Kennedy haklıydı. Gerçekten önemli olan, ne somut ne de müzakere edilebilir. Ancak müzakere edilebilir olanların çoğu aynı zamanda somuttur. Yalnızca üretimin değerini ölçmeniz istendiğinde bile, GSYİH ile ilgili sorun, bunun imalatın egemen olduğu bir dönemin kalıntısı olmasıdır. 50'lerde imalat, İngiltere'nin GSYİH'sının üçte birinden fazlasını oluşturuyordu. Bugün sadece onda biri. Ama fabrikaların üretim değeri, hizmetlerinkinden çok daha doğru ölçülüyor. Ulusal hesaplarda, fabrika üretimi 24 farklı sektöre ayrılırken, ekonominin %80'ini oluşturan hizmetler, sadece iki kat daha fazla kategoriye bölünmüş durumda.

Üretimin eleştirisi sadece sonuçta neden olduğu çarpıklıkla ilgili değil. Geleneksel olarak, GSYİH yalnızca alınan ve satılan kaynakları ölçer. Bunun elbette sebepleri var, ancak sadece birkaçı mantıklı.
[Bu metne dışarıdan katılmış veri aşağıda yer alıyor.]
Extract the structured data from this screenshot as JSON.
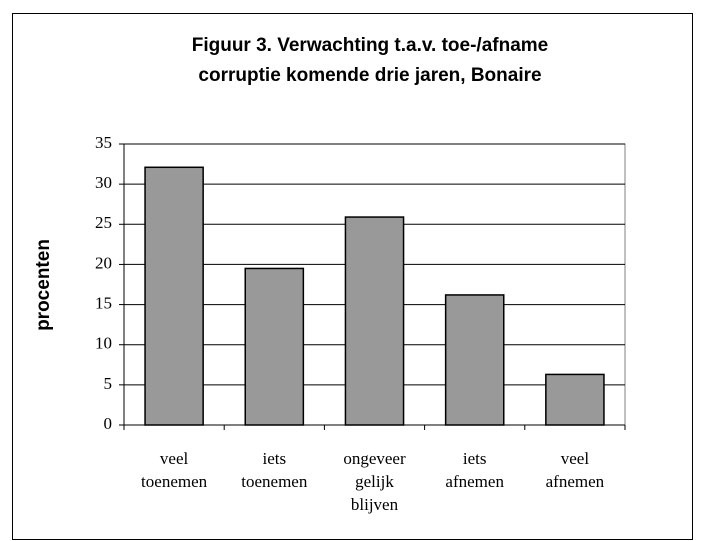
{
  "chart_data": {
    "type": "bar",
    "title": [
      "Figuur 3. Verwachting t.a.v. toe-/afname",
      "corruptie komende drie jaren, Bonaire"
    ],
    "y_label": "procenten",
    "categories": [
      [
        "veel",
        "toenemen"
      ],
      [
        "iets",
        "toenemen"
      ],
      [
        "ongeveer",
        "gelijk",
        "blijven"
      ],
      [
        "iets",
        "afnemen"
      ],
      [
        "veel",
        "afnemen"
      ]
    ],
    "values": [
      32.1,
      19.5,
      25.9,
      16.2,
      6.3
    ],
    "color": "#999999",
    "ylim": [
      0,
      35
    ],
    "yticks": [
      0,
      5,
      10,
      15,
      20,
      25,
      30,
      35
    ],
    "grid": true
  }
}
Birincisi, piyasa işlemleri vergilendirilir ve bu nedenle GSYİH istatistiklerinin önemli bir tüketicisi olan Hazine'nin çıkarlarına hizmet eder. İkincisi, toplam talep yönetimini etkileyebilmeleridir. Üçüncü neden, piyasa fiyatlarının olduğu yerde, açık bir şekilde bir mübadele değerinin olmasıdır. Bu sözleşme, yaşlı bir akrabaya bakan bir ev kadını gibi sözde “ev temizliği”nin, bu tür ücretsiz hizmetler önemli bir değere sahip olsa bile, GSYİH'den hariç tutulduğu anlamına gelir. Paul Samuelson, çok satan ekonomi ders kitabının ilk baskısında, biri bir hizmetçiyle evlendiğinde GSYİH'nın varlığının sona erdiği konusunda şaka yapıyor.